Making do and getting by in present-day Spanish Harlem.
Quiñonez’s second, after his well-received debut, Bodega Dreams (2000), follows narrator Julio Santana, a high-school dropout nearing 30 who supports himself and his parents by working on a demolition crew while also attending night school—and freelancing as an arsonist who torches buildings as part of an insurance scam. Julio’s smart, reflective voice is one of the chief pleasures here, as evidenced by its arresting first sentence: “The house I’m about to set on fire stands alone on a hill.” Quiñonez gradually introduces other characters who define and complicate Julio’s relationship to his down-and-out world. He genuinely loves and respects his devout mother and layabout father (a former salsa musician softened by “hard living”). He watches over his “retard” buddy Trompo Loco, who believes he’s the illegitimate son of Julio’s firebug boss Eddie Naglioni.

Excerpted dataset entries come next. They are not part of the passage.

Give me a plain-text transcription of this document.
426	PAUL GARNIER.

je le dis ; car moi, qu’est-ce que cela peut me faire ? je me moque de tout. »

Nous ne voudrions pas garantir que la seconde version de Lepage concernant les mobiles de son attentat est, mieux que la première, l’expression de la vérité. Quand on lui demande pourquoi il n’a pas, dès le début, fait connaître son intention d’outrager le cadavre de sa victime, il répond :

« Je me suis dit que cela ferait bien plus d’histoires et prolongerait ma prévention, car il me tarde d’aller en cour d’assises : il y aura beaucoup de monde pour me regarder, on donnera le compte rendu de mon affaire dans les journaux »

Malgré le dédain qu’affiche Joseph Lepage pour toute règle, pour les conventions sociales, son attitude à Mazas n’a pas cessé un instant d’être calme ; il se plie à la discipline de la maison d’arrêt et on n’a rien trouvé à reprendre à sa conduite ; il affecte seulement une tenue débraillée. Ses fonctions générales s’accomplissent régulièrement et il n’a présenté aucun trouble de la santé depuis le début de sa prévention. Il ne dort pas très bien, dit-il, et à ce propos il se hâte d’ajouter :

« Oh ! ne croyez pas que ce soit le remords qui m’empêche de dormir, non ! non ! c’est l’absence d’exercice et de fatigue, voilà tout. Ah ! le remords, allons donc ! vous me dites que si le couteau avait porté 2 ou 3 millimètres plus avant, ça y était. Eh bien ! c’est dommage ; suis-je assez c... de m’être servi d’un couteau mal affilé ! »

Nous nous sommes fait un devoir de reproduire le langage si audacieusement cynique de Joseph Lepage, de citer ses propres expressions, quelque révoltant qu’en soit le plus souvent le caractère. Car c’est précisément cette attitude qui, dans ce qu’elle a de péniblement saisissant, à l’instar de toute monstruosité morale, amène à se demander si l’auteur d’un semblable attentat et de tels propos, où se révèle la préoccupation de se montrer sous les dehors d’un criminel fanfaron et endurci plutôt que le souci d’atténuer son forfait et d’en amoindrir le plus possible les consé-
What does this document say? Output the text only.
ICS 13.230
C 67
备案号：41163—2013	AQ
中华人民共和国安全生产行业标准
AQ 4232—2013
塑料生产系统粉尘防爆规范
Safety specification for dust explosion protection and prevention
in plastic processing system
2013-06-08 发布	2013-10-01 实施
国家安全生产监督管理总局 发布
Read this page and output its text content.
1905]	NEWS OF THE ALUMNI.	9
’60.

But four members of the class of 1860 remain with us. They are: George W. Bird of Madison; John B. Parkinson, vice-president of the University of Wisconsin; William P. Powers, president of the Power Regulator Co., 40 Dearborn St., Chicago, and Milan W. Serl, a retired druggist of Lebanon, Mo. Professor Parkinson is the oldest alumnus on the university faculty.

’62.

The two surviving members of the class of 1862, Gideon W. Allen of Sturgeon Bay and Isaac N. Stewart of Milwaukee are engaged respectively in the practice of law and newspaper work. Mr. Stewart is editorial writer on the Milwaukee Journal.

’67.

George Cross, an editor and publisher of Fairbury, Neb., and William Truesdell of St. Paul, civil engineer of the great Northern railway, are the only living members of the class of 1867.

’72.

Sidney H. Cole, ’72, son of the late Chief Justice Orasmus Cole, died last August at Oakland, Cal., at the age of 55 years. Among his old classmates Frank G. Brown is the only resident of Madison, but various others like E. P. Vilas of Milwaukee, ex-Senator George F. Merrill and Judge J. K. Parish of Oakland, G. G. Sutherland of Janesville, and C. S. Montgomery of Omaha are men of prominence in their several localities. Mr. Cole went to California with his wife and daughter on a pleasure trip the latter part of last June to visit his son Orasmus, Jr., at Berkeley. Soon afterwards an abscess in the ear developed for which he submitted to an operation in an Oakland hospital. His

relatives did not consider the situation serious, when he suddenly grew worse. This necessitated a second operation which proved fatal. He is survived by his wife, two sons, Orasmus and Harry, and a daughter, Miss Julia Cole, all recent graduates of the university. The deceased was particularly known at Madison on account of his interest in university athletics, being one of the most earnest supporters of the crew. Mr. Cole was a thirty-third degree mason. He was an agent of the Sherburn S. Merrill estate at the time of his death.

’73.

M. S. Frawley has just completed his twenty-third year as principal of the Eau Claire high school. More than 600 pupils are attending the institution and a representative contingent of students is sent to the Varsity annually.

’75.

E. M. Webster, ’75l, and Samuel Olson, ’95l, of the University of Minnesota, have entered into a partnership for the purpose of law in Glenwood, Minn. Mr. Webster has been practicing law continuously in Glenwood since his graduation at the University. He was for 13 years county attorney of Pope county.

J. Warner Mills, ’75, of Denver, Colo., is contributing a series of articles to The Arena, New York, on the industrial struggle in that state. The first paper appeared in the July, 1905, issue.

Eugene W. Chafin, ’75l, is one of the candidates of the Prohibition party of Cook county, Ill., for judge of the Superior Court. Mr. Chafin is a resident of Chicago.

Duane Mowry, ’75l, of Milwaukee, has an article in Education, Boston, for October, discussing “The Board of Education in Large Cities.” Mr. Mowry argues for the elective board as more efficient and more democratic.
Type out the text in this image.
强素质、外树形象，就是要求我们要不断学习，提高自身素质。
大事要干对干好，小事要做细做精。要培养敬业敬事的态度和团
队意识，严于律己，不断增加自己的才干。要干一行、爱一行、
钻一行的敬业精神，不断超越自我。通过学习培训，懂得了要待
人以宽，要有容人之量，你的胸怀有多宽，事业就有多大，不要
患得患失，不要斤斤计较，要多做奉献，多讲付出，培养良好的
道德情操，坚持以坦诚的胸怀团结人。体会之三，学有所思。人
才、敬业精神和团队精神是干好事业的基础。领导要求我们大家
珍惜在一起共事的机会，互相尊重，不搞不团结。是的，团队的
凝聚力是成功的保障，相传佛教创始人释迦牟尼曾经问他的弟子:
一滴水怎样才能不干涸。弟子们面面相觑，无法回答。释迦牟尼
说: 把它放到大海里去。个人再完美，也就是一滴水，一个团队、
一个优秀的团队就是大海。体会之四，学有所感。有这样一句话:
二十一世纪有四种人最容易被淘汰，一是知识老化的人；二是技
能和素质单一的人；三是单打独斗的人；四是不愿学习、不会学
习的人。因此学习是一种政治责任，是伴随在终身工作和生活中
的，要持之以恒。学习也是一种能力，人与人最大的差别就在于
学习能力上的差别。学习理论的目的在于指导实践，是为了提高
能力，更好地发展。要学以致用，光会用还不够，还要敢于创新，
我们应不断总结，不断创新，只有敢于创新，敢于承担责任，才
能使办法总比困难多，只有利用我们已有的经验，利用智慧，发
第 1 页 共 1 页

And he’s more chaotically involved with his childhood friend and enemy, belligerent socialist-social activist Maritza; self-styled Santeria priest “Papelito”; and a white woman named Helen, whose artistic preoccupations and liberal guilt simultaneously attract and repel him. There are echoes of James Baldwin’s Another Country in this bumpy story’s blend of ethnic identities and sexual persuasions. But it’s redundant, and its vise-grip plot—in which a misjudgment Julio makes during a “burning” puts him under Eddie’s thumb—isn’t wholly credible. What’s best about Chango’s Fire (whose title alludes to the Santeria “life force”) are Quiñonez’s ingeniously detailed revelations of how people cheat and improvise, to survive in an impoverished and dangerous racist environment. This is an author who knows his material. But next time out he needs to embody it in situations and characters more believable and compelling.
Chango’s Fire is, therefore, a rough patch in the road. Still, Quiñonez appears to be on his way to artistic maturity.